I have a Pandas data frame with a column of text data. I want to compare each row of this text data with a list of words that I'm interested in. The comparison should result in a matrix that shows the occurrence of the word (0 or 1) in the text of that row of data.
输入数据帧:
text
That bear talks
The stone rocks
Tea is boiling
The bear drinks tea
输入单词列表:
[bear, talks, tea]
结果:
text bear talks tea
That bear talks 1 1 0
The stone rocks 0 0 0
Tea is boiling 0 0 1
The bear drinks tea 1 0 1
我在sklearn.feature_extraction.text.HashingVectorizer上找到了一些信息,但是据我了解,它只是获取整个数据帧并将其分解为组成词并计数.我想做的是在一个非常有限的列表上进行.

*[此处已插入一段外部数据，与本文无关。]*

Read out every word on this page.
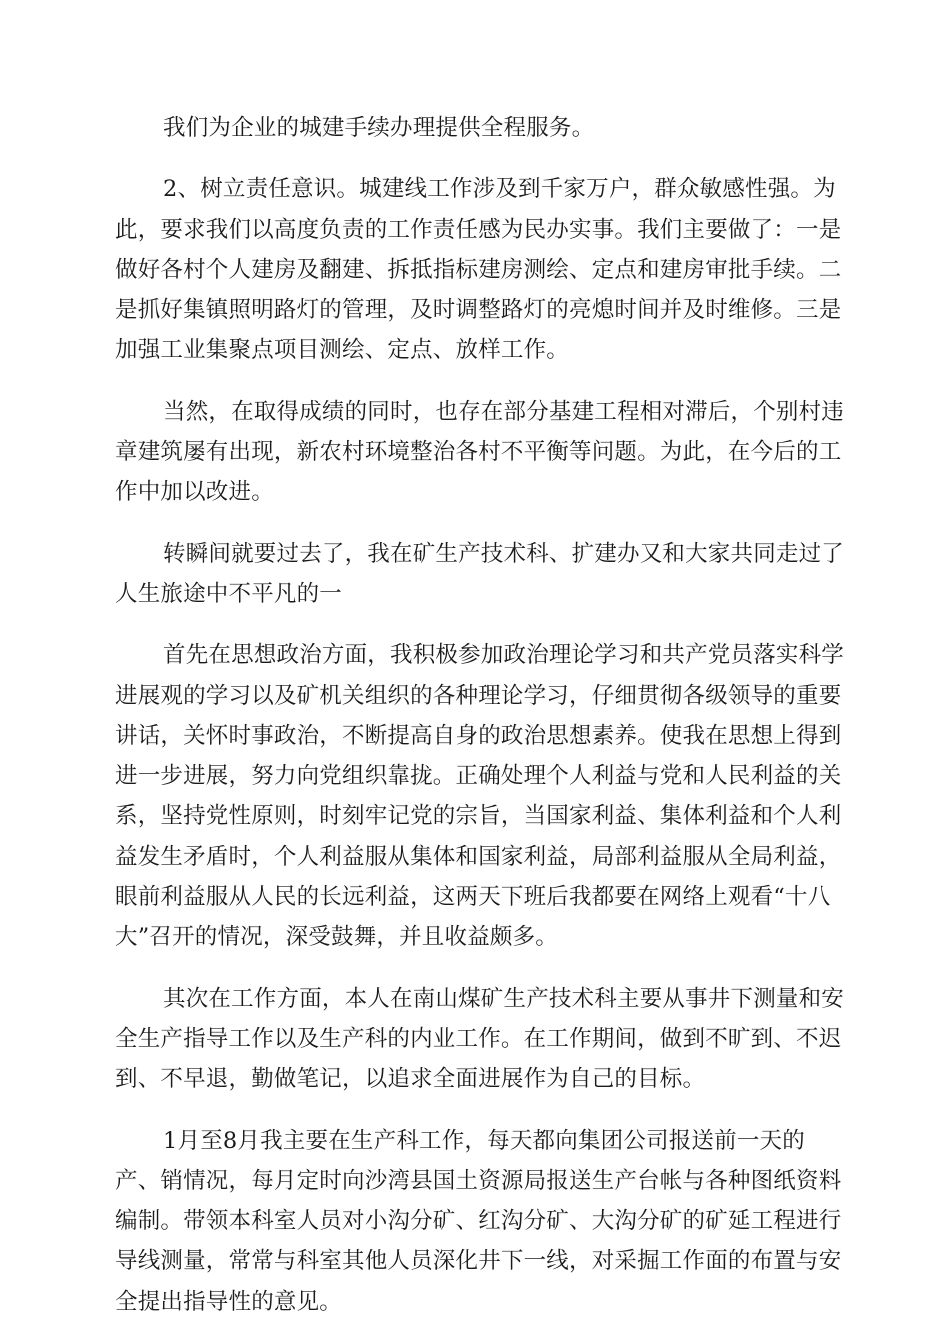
我们为企业的城建手续办理提供全程服务。
2、树立责任意识。城建线工作涉及到千家万户，群众敏感性强。为
此，要求我们以高度负责的工作责任感为民办实事。我们主要做了：一是
做好各村个人建房及翻建、拆抵指标建房测绘、定点和建房审批手续。二
是抓好集镇照明路灯的管理，及时调整路灯的亮熄时间并及时维修。三是
加强工业集聚点项目测绘、定点、放样工作。
当然，在取得成绩的同时，也存在部分基建工程相对滞后，个别村违
章建筑屡有出现，新农村环境整治各村不平衡等问题。为此，在今后的工
作中加以改进。
转瞬间就要过去了，我在矿生产技术科、扩建办又和大家共同走过了
人生旅途中不平凡的一
首先在思想政治方面，我积极参加政治理论学习和共产党员落实科学
进展观的学习以及矿机关组织的各种理论学习，仔细贯彻各级领导的重要
讲话，关怀时事政治，不断提高自身的政治思想素养。使我在思想上得到
进一步进展，努力向党组织靠拢。正确处理个人利益与党和人民利益的关
系，坚持党性原则，时刻牢记党的宗旨，当国家利益、集体利益和个人利
益发生矛盾时，个人利益服从集体和国家利益，局部利益服从全局利益，
眼前利益服从人民的长远利益，这两天下班后我都要在网络上观看“十八
大”召开的情况，深受鼓舞，并且收益颇多。
其次在工作方面，本人在南山煤矿生产技术科主要从事井下测量和安
全生产指导工作以及生产科的内业工作。在工作期间，做到不旷到、不迟
到、不早退，勤做笔记，以追求全面进展作为自己的目标。
1月至8月我主要在生产科工作，每天都向集团公司报送前一天的
产、销情况，每月定时向沙湾县国土资源局报送生产台帐与各种图纸资料
编制。带领本科室人员对小沟分矿、红沟分矿、大沟分矿的矿延工程进行
导线测量，常常与科室其他人员深化井下一线，对采掘工作面的布置与安
全提出指导性的意见。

I found some information on sklearn.feature_extraction.text.HashingVectorizer but from what I understand it just takes the whole data frame and breaks it down in component words and counts those. What I want to do is do it on a very limited list.
使用sklearn,我执行了以下操作:
With sklearn I did the following:
from sklearn.feature_extraction.text import HashingVectorizer
countvec = HashingVectorizer()
countvec.fit_transform(resultNLdf2.text)
但这给了我以下内容:
<73319x1048576 sparse matrix of type '<class 'numpy.float64'>'
with 1105683 stored elements in Compressed Sparse Row format>
除非我可以从这个稀疏矩阵中选择想要的单词,否则我的工作似乎有点困难,但我不知道该如何使用它.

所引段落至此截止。